You might have thought that the online censorship programme of the Chinese Communist regime couldn’t get much more ludicrous after it was revealed that they were blocking references to Winnie the Pooh on the grounds that some people thought Communist Party leader Xi Jinping looked like him.
But it appears you would be wrong as it was revealed this week that children’s TV favourite Peppa Pig was being censored on the grounds of being subversive.
Peppa, the subversive pig
If you are not familiar with Peppa Pig you presumably don’t have children. This cartoon pig and her friends and family are a global phenomenon with the show being available in 170 different countries and translated into 40 languages.
It is a big deal in China too, with rumours of Peppa Pig theme parks even being opened in the country next year, which will be the Chinese Year of the Pig. But those plans may be on hold now that Peppa has fallen foul of the censors.
The censorship was first noticed on the popular Douyin video website earlier this week, with searches for Peppa Pig suddenly throwing up no results. The reason for this appears to be the audience that Peppa has been attracting in China.
While she is a huge hit with young children, Peppa has also become massively popular with adults too. Clips and characters have been popular in memes on Chinese social media, often with an adult theme.
This has seen the character being increasingly embraced by those considered to be counter-culture, anti-Communist, and even gangsters.
There has been a rush for Peppa Pig products of late with tattoos proving especially popular. Another social media site, Weibo, has even recently blocked the phrase, “Get a tattoo of Peppa Pig, give a round of applause to ‘gangsters’”.

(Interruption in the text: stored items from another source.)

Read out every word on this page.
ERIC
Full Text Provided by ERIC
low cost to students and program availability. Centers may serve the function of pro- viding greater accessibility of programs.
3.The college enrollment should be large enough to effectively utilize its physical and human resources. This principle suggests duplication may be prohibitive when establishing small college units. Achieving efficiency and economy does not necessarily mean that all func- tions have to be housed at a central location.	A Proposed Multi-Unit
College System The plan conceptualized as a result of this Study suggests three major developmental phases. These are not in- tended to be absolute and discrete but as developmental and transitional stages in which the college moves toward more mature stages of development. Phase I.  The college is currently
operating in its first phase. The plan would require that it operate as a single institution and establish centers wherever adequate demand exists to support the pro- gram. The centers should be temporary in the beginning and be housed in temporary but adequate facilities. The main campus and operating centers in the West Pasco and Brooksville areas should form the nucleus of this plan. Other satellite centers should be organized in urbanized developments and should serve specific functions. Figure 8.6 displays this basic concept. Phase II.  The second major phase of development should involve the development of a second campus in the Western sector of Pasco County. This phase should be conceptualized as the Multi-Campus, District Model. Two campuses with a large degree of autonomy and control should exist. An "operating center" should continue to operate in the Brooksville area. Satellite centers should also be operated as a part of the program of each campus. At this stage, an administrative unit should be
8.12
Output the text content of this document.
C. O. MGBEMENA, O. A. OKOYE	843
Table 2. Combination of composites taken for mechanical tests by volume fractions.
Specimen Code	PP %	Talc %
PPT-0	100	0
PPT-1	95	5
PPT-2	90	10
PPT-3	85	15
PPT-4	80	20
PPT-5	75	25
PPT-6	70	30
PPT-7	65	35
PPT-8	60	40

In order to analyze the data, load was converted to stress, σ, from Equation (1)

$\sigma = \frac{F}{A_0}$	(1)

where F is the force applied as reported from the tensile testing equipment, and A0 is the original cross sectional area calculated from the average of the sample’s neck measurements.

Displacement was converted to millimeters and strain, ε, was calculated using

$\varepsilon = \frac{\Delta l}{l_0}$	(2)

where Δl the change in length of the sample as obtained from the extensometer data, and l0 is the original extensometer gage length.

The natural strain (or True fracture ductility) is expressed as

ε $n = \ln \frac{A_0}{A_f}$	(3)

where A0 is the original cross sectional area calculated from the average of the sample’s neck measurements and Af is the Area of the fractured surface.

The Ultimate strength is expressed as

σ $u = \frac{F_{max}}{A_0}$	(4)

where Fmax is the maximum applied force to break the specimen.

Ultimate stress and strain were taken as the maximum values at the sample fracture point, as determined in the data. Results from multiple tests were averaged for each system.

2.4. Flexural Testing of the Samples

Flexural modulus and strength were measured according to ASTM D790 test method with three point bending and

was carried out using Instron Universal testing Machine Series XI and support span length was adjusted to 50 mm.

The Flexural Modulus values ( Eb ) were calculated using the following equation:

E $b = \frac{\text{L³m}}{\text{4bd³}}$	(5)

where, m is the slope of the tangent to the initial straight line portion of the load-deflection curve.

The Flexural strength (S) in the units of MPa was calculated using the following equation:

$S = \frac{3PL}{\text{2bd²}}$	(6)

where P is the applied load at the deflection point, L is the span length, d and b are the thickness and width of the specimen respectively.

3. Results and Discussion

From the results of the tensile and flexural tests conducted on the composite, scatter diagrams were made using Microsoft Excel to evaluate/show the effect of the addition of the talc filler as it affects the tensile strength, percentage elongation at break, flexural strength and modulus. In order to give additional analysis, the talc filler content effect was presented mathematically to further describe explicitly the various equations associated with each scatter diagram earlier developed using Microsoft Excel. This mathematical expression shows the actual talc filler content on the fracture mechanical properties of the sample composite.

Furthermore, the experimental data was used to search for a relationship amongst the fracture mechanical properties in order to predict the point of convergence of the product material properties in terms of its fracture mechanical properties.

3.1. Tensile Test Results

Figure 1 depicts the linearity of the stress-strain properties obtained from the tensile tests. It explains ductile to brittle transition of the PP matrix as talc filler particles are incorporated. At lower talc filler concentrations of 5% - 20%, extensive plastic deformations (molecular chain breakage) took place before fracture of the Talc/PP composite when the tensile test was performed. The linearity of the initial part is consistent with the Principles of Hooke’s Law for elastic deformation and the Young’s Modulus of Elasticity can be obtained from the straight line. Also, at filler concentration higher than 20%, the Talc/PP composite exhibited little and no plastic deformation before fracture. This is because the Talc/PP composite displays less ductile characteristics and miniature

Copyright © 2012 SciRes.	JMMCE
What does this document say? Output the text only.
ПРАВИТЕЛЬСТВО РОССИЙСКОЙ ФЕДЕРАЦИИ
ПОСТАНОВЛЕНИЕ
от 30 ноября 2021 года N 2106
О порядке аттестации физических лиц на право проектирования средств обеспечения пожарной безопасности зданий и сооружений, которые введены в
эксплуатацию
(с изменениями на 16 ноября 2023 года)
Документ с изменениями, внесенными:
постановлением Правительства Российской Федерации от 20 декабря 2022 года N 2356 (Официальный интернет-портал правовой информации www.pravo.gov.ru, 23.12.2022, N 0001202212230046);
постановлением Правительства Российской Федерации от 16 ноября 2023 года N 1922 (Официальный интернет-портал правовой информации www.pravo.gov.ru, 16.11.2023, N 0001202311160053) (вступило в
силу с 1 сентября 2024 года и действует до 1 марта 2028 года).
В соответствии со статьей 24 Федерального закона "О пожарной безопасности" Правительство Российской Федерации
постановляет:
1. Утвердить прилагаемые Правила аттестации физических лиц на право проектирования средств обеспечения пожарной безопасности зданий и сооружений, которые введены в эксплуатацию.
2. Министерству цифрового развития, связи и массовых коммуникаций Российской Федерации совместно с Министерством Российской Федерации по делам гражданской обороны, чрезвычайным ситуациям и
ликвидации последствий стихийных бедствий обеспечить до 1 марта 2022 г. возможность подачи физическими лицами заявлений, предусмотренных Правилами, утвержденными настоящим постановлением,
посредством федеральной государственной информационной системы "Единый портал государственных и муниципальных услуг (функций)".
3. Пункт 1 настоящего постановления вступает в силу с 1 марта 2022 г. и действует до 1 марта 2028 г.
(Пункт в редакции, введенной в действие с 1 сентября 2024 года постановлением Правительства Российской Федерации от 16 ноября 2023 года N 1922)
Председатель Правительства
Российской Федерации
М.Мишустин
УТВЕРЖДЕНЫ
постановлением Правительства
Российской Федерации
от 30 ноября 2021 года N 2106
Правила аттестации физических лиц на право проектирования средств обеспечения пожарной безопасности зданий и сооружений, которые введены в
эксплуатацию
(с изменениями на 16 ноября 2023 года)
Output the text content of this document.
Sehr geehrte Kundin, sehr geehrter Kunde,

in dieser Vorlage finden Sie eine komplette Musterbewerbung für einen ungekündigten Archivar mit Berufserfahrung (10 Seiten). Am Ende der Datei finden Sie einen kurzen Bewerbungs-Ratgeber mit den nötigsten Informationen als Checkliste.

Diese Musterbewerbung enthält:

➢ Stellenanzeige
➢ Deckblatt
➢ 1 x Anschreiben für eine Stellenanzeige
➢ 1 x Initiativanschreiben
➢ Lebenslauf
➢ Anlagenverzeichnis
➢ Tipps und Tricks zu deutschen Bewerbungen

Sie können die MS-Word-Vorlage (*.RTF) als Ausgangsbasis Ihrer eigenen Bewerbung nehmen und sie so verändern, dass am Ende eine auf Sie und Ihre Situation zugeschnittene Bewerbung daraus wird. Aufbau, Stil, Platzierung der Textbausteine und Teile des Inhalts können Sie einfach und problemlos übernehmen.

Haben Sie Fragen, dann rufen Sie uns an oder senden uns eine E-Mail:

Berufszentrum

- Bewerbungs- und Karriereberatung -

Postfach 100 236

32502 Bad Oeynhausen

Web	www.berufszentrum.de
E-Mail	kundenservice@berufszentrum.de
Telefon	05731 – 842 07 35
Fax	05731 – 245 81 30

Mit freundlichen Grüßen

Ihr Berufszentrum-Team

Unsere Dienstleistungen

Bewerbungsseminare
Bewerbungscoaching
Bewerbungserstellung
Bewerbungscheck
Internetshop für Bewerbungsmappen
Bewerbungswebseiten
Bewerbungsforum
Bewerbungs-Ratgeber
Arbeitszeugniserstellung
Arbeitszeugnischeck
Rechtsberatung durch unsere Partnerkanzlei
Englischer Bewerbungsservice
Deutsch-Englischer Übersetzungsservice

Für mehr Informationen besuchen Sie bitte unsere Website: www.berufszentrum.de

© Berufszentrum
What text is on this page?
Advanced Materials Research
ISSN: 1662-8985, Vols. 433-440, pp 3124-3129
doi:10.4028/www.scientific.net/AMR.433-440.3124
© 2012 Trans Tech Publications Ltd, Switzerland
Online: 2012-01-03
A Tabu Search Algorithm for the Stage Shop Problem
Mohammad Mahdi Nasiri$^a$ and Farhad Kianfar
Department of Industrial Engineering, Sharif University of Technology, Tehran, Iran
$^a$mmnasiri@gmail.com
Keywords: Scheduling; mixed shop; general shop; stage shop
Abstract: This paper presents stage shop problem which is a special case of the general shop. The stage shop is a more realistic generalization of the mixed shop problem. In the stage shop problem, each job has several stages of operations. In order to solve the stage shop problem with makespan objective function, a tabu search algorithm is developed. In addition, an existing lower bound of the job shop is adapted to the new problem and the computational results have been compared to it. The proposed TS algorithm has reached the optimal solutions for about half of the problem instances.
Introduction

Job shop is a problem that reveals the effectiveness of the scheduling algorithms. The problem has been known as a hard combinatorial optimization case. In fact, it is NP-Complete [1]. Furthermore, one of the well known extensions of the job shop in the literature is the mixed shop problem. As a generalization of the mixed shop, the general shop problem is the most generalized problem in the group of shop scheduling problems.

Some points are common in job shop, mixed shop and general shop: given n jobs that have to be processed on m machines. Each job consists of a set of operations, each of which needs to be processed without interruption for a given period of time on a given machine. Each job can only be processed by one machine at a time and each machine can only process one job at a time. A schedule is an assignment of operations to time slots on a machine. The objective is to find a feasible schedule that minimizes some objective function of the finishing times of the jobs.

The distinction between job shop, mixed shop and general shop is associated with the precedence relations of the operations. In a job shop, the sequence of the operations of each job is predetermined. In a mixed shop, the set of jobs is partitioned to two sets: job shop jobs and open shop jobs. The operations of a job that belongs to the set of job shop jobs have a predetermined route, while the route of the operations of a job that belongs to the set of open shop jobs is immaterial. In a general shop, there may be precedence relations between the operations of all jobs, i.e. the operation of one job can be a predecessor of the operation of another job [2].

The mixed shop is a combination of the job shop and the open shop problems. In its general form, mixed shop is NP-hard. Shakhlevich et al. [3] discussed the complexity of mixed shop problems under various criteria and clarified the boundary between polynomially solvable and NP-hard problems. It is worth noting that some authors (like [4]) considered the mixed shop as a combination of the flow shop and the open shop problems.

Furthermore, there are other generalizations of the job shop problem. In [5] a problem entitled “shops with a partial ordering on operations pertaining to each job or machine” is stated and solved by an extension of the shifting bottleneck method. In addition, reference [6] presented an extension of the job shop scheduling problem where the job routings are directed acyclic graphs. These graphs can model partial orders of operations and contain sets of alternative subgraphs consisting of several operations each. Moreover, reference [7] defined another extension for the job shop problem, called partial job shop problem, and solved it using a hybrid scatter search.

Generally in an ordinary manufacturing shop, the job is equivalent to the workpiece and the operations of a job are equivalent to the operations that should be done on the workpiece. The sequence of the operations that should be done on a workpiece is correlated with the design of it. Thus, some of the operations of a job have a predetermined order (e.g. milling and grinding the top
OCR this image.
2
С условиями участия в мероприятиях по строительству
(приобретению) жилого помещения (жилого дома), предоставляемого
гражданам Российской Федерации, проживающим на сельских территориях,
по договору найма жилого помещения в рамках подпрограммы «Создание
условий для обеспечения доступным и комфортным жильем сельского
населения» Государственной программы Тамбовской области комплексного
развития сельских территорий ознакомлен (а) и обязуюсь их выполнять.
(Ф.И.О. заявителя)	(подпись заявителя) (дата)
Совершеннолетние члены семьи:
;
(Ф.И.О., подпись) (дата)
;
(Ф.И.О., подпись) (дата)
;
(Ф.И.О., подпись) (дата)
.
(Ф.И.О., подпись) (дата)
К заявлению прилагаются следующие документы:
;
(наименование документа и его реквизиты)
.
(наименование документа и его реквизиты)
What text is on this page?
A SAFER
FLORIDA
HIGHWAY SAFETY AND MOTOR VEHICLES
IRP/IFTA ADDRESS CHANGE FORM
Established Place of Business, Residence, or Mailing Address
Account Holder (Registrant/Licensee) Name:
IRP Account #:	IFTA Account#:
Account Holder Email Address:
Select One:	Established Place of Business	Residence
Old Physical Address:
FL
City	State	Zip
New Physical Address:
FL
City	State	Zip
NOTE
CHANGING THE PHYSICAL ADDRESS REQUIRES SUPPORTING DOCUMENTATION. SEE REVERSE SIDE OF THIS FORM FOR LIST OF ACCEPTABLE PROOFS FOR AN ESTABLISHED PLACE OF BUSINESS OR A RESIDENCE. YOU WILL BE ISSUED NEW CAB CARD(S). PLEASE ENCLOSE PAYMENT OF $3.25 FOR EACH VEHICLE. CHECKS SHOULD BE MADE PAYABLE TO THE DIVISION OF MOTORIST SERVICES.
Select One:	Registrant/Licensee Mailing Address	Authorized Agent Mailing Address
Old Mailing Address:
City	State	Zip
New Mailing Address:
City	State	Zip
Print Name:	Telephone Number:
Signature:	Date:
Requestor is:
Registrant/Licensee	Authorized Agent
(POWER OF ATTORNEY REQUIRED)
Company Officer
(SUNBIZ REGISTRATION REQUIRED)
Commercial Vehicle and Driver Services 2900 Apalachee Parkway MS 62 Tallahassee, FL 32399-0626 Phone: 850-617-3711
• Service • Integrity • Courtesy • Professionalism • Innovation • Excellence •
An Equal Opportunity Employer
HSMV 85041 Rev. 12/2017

But as with everything that gets popular in China that the Communist Party cannot control, the regime has now stepped in to try and stop the fun.
Why is China censoring Peppa Pig?
An article in the Communist-controlled Global Times newspaper explained the censorship.
It said, “After Peppa Pig started to take on this subversive hue and subsequently go viral, some experts said the popularity of the cartoon demonstrates the social psychology of hunting for novelty and spoofing, which could potentially hamper positive societal morale.”
It went on to claim that the people who like Peppa Pig in China are those who “run counter to the mainstream value and are usually poorly educated with no stable job. They are unruly slackers roaming around and the antithesis of the young generation the [Communist] Party tries to cultivate.”
Many Peppa Pig fans around the world will be scratching their head and wondering how the Communist Party manages to come up with this stuff. But as an authoritarian single-party state, challenging their decisions is impossible.
So, Peppa Pig is being blocked in China and for adult and child fans alike, it seems that soon they will have to use a VPN to watch or read anything about the world’s favourite cartoon pig.
China admits collected deleted WeChat messages
Even more sinister than the decision to block Peppa Pig, is the revelation this week that Communist Party authorities store deleted WeChat content.
Few WeChat users are under any illusion that the regime doesn’t have access to the messaging service and closely monitor and censor its content.
But WeChat operator Tencent has long denied that it stores WeChat histories. Remarkably they continue to do so. But a Communist Party online watchdog admitted on social media this week that in fact they could retrieve deleted WeChat messages.
The confession came from the Chaohu Municipal Discipline Inspection and Supervision Commission in eastern China and was picked up by South China Morning Post.
In the post, the watchdog admitted it had used deleted WeChat conversations on a suspect’s smartphone to identify other people it wanted to interview. It did not reveal how the deleted content was recovered, and the messages were swiftly deleted from the site.
Privacy concerns mounting in China
But the word is out and many Chinese citizens, who had previously taken Tencent at their word, are now panicking over how to protect their online privacy. Many have reached the conclusion that the only way to stop the Communist regime from eavesdropping on them would be to destroy their smartphone altogether.
They might be right. Certainly, anyone who wants their online messaging to be private should not be going anywhere near WeChat.
There are plenty of encrypted messaging service on the market that do offer privacy protections, but most of these are blocked in China. However, by using a VPN, which will encrypt all of your online data, it should be possible to download and use apps from services like Signal and Telegram.